Los partidarios de Hillary Clinton, la rival más importante de Obama para la candidatura demócrata a la Presidencia en 2008, argumentaron en vano que Barack tenía muy poca experiencia para el puesto. Ya Obama había capturado la imaginación de buena parte del pueblo estadounidense con su lema "La audacia de la esperanza". Barack Obama parecía ofrecer un futuro a un país golpeado por el colapso de la burbuja financiera y por guerras que no habían progresado, ni remotamente, del modo en que los políticos lo habían prometido, de modo que la gente se sentía más pesimista que en cualquier otro momento desde la Guerra de Vietnam y de los disturbios por motivos raciales en docenas de ciudades estadounidenses. Cuando fue elegido y, no por casualidad, reunificó al Partido Demócrata al convencer a Clinton de ser su secretaria de Estado, incluso los estadounidenses que se habían opuesto a él compartieron una especie de satisfacción moral por reflejo de haberlo puesto en la silla presidencial, como si con eso se hubieran despojado de toda culpa y hecho borrón y cuenta nueva en cuanto a las raíces racistas de Estados Unidos y su historia de discriminación, y así se abriera una puerta a un futuro en el cual un país con cada vez más diversidad racial podía comenzar de nuevo.
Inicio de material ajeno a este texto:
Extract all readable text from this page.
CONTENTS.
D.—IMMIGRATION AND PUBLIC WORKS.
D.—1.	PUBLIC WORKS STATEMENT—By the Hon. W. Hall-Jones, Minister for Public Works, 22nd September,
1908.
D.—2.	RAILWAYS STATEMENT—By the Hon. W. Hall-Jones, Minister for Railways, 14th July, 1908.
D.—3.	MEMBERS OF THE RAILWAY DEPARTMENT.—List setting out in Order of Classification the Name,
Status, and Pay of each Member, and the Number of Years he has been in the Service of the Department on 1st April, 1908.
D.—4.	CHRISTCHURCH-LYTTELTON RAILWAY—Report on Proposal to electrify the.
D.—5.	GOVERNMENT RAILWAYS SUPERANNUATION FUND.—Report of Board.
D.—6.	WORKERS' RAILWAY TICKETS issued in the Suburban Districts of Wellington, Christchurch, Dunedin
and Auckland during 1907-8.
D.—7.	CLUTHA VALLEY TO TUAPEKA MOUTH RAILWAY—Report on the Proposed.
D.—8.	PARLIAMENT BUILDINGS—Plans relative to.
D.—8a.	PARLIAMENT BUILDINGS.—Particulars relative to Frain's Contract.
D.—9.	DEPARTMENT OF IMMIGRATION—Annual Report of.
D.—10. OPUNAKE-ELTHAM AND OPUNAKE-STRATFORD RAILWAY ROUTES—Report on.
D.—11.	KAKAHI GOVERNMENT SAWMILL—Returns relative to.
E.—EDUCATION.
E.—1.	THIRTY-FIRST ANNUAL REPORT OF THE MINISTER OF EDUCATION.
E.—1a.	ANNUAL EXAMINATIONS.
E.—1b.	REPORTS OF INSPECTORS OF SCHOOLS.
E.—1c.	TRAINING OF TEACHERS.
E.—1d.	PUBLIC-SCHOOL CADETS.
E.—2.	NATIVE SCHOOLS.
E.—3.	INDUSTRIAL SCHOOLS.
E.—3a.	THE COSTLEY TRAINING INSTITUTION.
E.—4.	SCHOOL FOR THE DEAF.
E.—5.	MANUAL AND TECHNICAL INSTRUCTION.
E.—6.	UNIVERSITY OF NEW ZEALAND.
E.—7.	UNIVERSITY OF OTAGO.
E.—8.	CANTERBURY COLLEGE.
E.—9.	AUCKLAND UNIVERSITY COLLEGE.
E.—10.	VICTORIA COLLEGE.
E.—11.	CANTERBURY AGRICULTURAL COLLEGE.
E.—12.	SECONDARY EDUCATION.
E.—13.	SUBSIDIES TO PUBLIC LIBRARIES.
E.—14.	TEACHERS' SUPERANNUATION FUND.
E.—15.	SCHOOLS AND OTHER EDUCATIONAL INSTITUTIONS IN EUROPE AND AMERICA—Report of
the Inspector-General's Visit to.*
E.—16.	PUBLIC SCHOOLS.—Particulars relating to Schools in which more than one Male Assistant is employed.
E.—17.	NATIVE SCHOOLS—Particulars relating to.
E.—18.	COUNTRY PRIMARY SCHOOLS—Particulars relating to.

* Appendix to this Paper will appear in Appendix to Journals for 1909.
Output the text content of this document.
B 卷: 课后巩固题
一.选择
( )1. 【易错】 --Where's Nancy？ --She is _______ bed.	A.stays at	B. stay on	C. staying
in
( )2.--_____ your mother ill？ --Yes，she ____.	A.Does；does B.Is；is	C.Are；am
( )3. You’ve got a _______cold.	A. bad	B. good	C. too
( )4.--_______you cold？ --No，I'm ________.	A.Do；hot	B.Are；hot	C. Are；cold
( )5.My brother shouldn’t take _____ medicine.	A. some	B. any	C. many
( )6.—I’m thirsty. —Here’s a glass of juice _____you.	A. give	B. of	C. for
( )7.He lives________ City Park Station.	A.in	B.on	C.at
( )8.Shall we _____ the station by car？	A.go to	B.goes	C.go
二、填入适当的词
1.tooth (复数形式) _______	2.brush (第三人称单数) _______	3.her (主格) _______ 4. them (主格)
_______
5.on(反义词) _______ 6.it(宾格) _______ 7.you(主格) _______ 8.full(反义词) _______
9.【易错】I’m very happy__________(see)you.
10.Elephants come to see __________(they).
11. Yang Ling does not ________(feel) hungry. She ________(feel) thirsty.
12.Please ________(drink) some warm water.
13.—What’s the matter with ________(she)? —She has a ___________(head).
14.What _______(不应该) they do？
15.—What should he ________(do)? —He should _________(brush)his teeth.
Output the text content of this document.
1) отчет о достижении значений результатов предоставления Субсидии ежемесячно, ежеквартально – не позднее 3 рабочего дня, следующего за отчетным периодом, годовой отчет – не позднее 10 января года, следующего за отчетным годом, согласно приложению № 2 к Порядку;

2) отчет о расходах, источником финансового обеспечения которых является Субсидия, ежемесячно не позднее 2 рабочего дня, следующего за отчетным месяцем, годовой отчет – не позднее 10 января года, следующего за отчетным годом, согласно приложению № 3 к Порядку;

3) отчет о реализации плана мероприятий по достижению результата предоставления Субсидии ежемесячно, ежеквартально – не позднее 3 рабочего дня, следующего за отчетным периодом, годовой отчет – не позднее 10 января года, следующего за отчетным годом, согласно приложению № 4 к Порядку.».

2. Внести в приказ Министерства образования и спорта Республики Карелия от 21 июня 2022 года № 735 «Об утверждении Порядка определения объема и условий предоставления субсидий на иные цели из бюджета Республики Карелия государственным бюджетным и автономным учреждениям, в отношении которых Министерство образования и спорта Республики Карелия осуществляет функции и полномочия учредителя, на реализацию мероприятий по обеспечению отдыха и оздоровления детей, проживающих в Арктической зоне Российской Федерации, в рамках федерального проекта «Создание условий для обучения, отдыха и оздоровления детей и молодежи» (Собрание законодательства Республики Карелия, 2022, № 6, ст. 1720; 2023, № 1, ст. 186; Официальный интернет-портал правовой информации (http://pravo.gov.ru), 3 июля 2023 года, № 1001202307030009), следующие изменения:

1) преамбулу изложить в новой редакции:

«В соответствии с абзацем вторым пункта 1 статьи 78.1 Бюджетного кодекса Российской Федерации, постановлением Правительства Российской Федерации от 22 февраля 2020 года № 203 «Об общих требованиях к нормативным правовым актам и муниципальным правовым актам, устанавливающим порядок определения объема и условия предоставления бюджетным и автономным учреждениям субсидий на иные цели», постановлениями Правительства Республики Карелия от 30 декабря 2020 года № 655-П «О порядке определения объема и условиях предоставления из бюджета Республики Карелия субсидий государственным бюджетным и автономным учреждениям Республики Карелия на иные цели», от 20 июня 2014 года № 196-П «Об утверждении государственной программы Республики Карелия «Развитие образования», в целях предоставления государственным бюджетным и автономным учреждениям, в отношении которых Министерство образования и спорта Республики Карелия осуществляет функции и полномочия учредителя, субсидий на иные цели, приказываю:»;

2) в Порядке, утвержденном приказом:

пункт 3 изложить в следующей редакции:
¡Y vaya que los estadounidenses aman los nuevos comienzos! Como dice la famosa cita del escritor Francis Scott Fitzgerald: "No hay segundos actos en la vida de los estadounidenses". (Un tercer acto, al parecer, sería inconcebible y habría sido una gran sorpresa para los millones de ciudadanos que perdieron sus casas en la crisis inmobiliaria de 2008). No hay ningún problema con la buena suerte de los políticos, pero en la euforia del triunfo se perdió de vista el hecho de que Obama no tenía prácticamente ninguna experiencia de gobierno a nivel nacional y que, como sucedió durante su exitosa campaña senatorial en Illinois en 2004, en la elección presidencial se había enfrentado a un oponente que no lo igualaba, el senador John McCain, quien tenía todo en contra: su edad avanzada contrastaba de la peor manera con la energía juvenil de Obama; trataba de ocupar el lugar de George W. Bush, quien para ese entonces se había vuelto terriblemente impopular entre la población estadounidense; y, por si eso no hubiera sido suficiente, su campaña fue una de las más ineptas en la historia política estadounidense moderna.
EL ENEMIGO TAMBIÉN VOTA
Con todo lo anterior, el día que Obama asumió su cargo, el país estaba en una exaltación tal que más parecía que había sido ungido que elegido. Pero los partidarios del nuevo Presidente quizá debieron recordar que un cometa es una estrella que cae y no una que asciende. Lo cierto es que el propio Obama parece haber llegado a la Casa Blanca asumiendo que la escala de su victoria, la buena voluntad de la gente, con la que podía contar a partir de ese momento y -como incluso sus enemigos tienen que admitir- su notable carisma, combinado con sólidas mayorías legislativas en ambas cámaras del Congreso, hacían que pareciera fácil sacar adelante la ambiciosa agenda de reformas que había planteado durante su campaña.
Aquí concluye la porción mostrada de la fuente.